And the wines that match them perfectly. By Kate
Yesterday was perhaps the least productive Friday of my life. A combination of working from early till late too many days in a row combined with residual resentment at the fact that my long holiday in February has had to contract down to a long weekend off meant that for most of it my to do list – majestic in its scope at the moment – remained largely unaltered.
I did spend quite a lot of time talking on Twitter to a lovely lady at an Organic Farm Shop in East Sussex about dancing to African music. We were both doing so – she in between customers and me in between staring at a screen trying to find the will to achieve something. ANYTHING. Cutting a rug on Twitter doesn’t really qualify.

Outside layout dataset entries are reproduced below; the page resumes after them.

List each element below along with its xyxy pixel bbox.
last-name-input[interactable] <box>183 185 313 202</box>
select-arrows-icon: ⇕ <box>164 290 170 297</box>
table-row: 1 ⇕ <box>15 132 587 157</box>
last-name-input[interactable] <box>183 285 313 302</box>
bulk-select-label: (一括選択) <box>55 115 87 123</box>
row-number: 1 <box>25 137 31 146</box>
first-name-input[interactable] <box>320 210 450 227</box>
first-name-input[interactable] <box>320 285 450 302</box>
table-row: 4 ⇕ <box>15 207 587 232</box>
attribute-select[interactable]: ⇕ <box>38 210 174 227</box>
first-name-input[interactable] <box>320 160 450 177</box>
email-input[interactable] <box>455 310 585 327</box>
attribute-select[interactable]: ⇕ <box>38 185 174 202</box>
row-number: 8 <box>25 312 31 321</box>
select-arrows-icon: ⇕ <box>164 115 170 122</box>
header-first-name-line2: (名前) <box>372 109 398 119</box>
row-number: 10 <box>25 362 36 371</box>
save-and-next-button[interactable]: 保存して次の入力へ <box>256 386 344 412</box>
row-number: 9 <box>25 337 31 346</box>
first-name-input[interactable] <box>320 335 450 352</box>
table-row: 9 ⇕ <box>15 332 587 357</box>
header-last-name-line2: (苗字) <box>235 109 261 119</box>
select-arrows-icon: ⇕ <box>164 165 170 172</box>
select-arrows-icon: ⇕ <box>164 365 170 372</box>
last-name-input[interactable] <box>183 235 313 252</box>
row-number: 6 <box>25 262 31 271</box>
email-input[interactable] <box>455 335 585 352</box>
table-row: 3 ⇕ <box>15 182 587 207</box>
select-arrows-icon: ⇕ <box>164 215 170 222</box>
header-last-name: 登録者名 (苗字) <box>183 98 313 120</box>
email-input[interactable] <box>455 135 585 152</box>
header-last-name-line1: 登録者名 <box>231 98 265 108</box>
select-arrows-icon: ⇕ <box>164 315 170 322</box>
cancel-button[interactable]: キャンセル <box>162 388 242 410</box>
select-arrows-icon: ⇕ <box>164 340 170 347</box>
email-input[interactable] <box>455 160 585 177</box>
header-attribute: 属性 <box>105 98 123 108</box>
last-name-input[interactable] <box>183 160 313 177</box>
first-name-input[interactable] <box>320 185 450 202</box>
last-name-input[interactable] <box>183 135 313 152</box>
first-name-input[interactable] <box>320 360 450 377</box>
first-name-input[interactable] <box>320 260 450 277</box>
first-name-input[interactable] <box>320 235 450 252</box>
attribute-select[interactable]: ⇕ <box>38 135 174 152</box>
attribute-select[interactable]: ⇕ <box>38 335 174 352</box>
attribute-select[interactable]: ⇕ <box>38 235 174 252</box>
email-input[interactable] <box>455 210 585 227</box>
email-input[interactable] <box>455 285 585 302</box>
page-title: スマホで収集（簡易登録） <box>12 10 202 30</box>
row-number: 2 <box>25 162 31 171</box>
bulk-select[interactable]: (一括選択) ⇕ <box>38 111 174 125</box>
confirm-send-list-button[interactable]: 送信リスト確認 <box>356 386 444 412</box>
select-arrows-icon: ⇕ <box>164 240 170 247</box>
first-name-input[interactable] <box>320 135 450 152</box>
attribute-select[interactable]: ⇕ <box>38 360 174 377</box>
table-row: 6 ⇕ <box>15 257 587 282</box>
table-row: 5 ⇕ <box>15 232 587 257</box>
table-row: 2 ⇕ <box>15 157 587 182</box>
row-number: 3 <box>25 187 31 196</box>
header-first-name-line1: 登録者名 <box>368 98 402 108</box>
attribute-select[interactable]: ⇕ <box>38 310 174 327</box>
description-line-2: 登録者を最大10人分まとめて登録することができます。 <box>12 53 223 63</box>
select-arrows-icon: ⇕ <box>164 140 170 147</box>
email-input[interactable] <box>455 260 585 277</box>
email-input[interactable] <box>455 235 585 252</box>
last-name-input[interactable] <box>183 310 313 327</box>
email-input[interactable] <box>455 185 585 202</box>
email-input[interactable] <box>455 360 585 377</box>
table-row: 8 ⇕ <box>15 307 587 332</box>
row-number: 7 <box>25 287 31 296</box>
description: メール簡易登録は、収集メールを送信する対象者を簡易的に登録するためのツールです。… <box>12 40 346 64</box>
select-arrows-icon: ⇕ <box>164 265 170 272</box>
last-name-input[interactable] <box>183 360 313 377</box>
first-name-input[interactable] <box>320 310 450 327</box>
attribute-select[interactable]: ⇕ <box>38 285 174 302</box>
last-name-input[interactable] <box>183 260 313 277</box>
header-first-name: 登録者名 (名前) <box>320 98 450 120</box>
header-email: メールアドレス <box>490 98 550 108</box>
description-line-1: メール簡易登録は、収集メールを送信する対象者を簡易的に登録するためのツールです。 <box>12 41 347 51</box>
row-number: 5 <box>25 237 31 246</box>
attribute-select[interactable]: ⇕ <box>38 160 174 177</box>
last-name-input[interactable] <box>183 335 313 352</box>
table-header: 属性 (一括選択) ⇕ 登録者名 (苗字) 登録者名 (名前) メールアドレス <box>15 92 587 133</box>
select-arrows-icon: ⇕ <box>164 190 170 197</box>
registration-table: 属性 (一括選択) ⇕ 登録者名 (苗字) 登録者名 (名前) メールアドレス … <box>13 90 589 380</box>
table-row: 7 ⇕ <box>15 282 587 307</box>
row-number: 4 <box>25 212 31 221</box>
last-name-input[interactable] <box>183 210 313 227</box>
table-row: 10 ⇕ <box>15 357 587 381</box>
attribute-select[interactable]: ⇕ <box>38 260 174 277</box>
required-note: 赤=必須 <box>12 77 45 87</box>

And then dinner came along and saved the day. Katie and Mr P came round for a feast and two of the food and wine combinations were so astonishingly good, I convinced myself that the very fact of the discovery of them made the 27th of January a hugely constructive day after all.
Crab Pate, home made soda bread and herb and onion salad with 2010 Canta Manana Rose.
One medium onion
2 small cloves of garlic
Teaspoon of mustard seeds
Heaped teaspoon of hazelnut paste
200g brown crab meat from Seafood and Eat it
Slice onion and garlic and fry with the mustard seeds and the hazelnut paste (from my beloved Gelupo Gelato in Soho) till the onion is soft and translucent. Remove from the heat and add crab meat. Whizz in food processor and refrigerate. I made this two days before so that all the flavours would have time to meld and express themselves and it was completely delicious. The hint of nuttiness was evident and gave a richer undertone.
This was served with a herb and onion salad taken from my favourite book of the moment – Sally Butcher’s Veggistan. Utterly simple, sliced onion with fresh mint, parsley and coriander ; this worked amazingly well with the crab and with the wine which emphasised the mint.
The wine of course is a perennial favourite of ours and one which I am constantly trying to find excuses to drink. We had this at around 13 – 14 degrees which was perfect, served in the glass vase I am currently using as a carafe at home.
The bread was from a recipe from Dan Lepard who is, I have decided, the GOD of baked goods. I love him.
(I haven’t actually met him, but based on how all his recipes work like magic perfection, I feel big love none the less).
Incidentally, the wine also went amazingly well with the beetroot and orange salad (another Veggistan wonder) which we had with the main course.
Quinoa and hazelnut cake with 1999 Domaine Fontanel Rivesaltes Ambre (£16.75 - a brand new addition and not on the web site quite yet).
I think that this is also a Dan Lepard recipe but as it is one I cut out of a paper a while ago, I am not positive. I did modify it slightly, avoiding butter and sucrose and it is gluten free as well. I also didn’t realise till later that there was a distinctly hazelnutty bent to the menu but I do seem to have a bit of a thing for them at the moment.
150g Hazlenuts (I actually only had about 100g to hand and so used almonds to make up the difference. This worked amazingly well – giving almost a slightly bakewell tart-ish character to the finished article)
25g coconut oil
60g Fruit sugar
4 separated eggs (I used organic duck, as always)
1 teaspoon baking powder
1 teaspoon cinnamon
2 tablespoons cornflour
Most of a jar of St Dalfour black cherry jam
(these are the amazing jams made only with fruit sugar.)
Put the quinoa and hazlenuts on separate trays and bake in a 200 degree oven for about 20 minutes until lightly browned. Put the quinoa in a pan and cover with 400ml cold water. Cover and bring to the boil and then cook till the water has disappeared and the grains have softened and expanded. Cool.
Grind the nuts and melt the coconut oil.
Beat the egg yolks with the honey. In a separate bowl, beat the whites with the fruit sugar and baking powder until thick. Fold the quinoa, hazlenuts, cinnamon and cornflour into the yolks and then fold in the egg white mixture. Pour the mixture into a spring form cake tin and bake for 45 minutes at 180 degrees.
When cool, spread the top with the cherry jam and then drink with this amazing wine. By the time we got round to this course, it was past midnight and the evening had acquired its own special haze. Our glasses were still full of Philippe Pacalet’s Bel Air (tasting extraordinary), so I have to confess to serving this in shot glasses which is all I had polished and ready to go.
Not the best format for this wine, but it worked none the less. This is probably the bargain of our dessert wine section at the moment - over £10 years old, beautifully complex and nutty and £16.75 for a full bottle. BUY SOME NOW.